For financial institutions, the migration offers an opportunity to enhance data quality, strengthen compliance and improve interoperability across the global payment ecosystem. The transition to structured postal addresses in ISO 20022 payment messages is a key step toward achieving these goals.
How AI is helping the financial community transition to structured postal data
Because structured address data is complex and time-consuming, it’s especially important that institutions get the transition right. We’re here to help the financial community meet ISO 20022 postal address migration deadlines. For the first time, we’re delivering an open-source AI solution, made available free of charge for the whole community.
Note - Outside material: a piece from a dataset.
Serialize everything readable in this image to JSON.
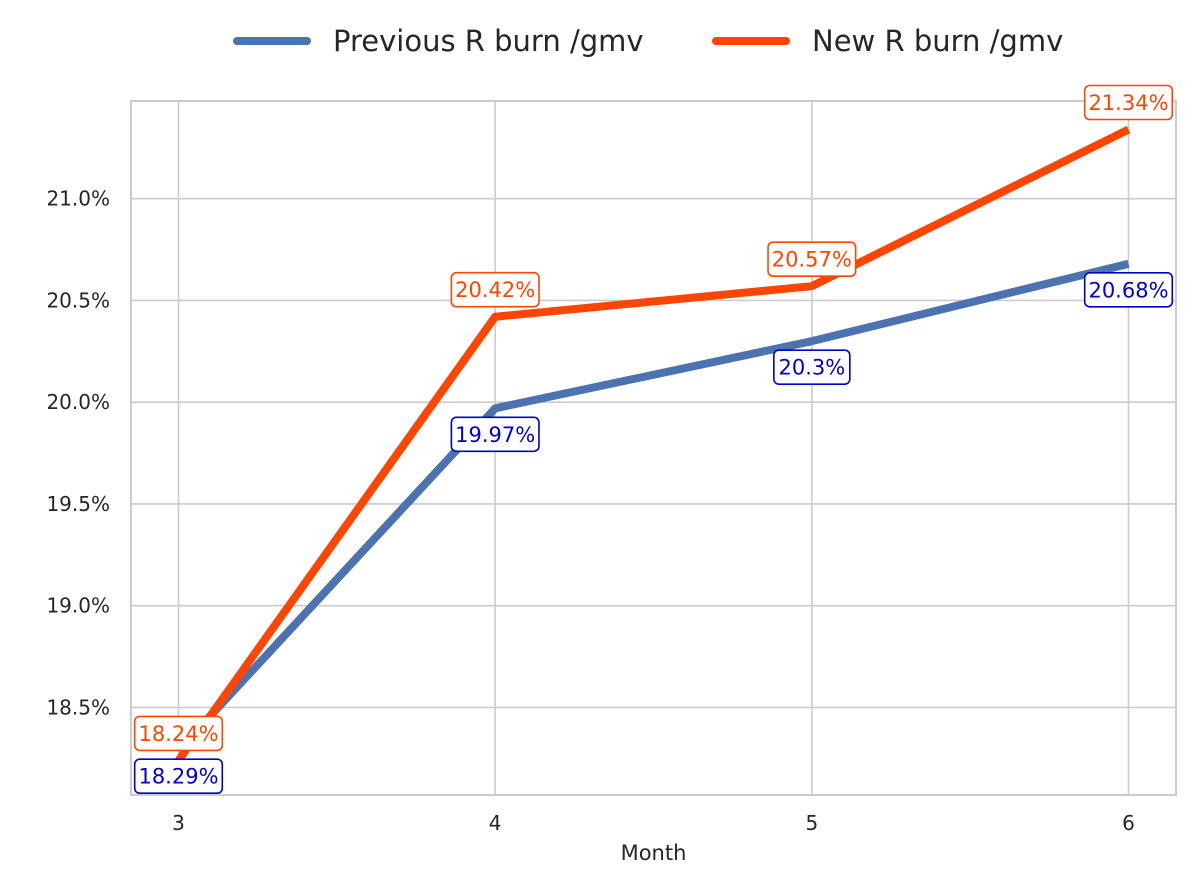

The model is accessible to Swift users, service bureaus, vendors and Swift partners to use and build on. Integration is flexible – it can be built into internal systems, standalone tools, or used as a batch-processing engine to pre-process and clean unstructured address fields in legacy message formats.
Our Natural Language Processing-based AI solution enables the automatic extraction of mandated structured address elements – specifically town and country – from legacy unstructured data that can still be found in corporate and client databases, or in payments files received through corporate channels. It offers high-confidence predictions for the countries and towns found in the free format content, including confidence scores and multiple resolution suggestions for manual or automated review. And, by leveraging network-wide information that spans more than 200 countries and territories, it offers comprehensive geographic coverage, which has been successfully validated through pilot customers.
How it works
The model is a lightweight NLP-based AI system that can interpret structured address data (town and country) from unstructured fields (MT 103 fields 50 and 59). The output is limited to town and country predictions and customers have the option of configuring the system for regional tuning.
Built around a probabilistic graphical model, it’s well-suited for structured prediction tasks, where outputs are interdependent. Its primary objective is to extract town and country entities from unstructured address strings. Input data consists of tokenised address components enriched with linguistic and contextual features enabling accurate, consistent predictions at scale.